For these scenarios, having a pragmatic way to assign, manage, and lookup these pieces of metadata in an effective way is indispensable. While S3 does support assigning and managing metadata and tags, the S3 API does not provide a way to efficiently search for objects using metadata and tags. This is where COMS can fill in the gap.

Metadata

S3 supports the the manipulation of metadata on S3 objects. The key behavior to understand with metadata is that in S3, metadata is considered a part of the object definition itself. As such, each operation on metadata will create a copy of the object with the modified metadata attached.

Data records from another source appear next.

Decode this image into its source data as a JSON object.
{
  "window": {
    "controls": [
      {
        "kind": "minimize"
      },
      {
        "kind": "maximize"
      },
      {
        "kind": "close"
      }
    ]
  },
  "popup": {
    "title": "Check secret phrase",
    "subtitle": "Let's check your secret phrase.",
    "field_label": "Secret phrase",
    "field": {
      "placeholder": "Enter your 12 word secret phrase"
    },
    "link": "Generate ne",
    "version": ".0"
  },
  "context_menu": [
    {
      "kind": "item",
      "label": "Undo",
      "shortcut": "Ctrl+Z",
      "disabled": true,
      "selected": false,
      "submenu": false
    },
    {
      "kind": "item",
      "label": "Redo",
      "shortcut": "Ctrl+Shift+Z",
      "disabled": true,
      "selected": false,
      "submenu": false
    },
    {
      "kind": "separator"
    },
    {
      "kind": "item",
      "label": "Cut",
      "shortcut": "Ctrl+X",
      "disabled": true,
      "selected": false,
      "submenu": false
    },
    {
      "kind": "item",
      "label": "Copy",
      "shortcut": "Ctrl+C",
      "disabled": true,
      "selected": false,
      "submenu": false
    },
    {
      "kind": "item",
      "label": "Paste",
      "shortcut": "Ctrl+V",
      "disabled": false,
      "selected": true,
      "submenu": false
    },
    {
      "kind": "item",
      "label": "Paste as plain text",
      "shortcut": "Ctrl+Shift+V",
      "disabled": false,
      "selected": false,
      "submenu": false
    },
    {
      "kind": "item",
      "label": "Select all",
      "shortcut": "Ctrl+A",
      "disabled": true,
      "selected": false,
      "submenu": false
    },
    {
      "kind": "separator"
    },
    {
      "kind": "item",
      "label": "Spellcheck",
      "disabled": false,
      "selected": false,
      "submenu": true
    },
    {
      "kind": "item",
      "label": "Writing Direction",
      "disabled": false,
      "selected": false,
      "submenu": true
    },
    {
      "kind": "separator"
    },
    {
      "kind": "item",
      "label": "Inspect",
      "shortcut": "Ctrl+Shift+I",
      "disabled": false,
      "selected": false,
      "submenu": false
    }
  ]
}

When the metadata for an object has to change, if the object resides in a version-enabled bucket, it will create a new version of the object with the new metadata and a copy of the original object bytestream.

Other general key notes to consider when implementing user-defined metadata are the following:

  • S3 stores user-defined metadata keys in lowercase.
  • The request header maximum size for user-defined metadata shall not exceed 2KB in size.
  • The size of user-defined metadata is measured by taking the sum of the number of bytes in the UTF-8 encoding of each key and value.
  • Avoid using characters outside the US-ASCII and UTF-8 standards for metadata values

More details found here: AWS: Working with object metadata

Tag

S3 also supports the manipulation of tags on S3 objects. While tags are logically similar to metadata, S3 treats tags differently than metadata. The key behavior to understand with tags is that in S3, unlike metadata, tags can be modified without the need to create new versions of the object. As such, operations on tags can be ad-hoc manipulated without triggering the creation of a new version of the object.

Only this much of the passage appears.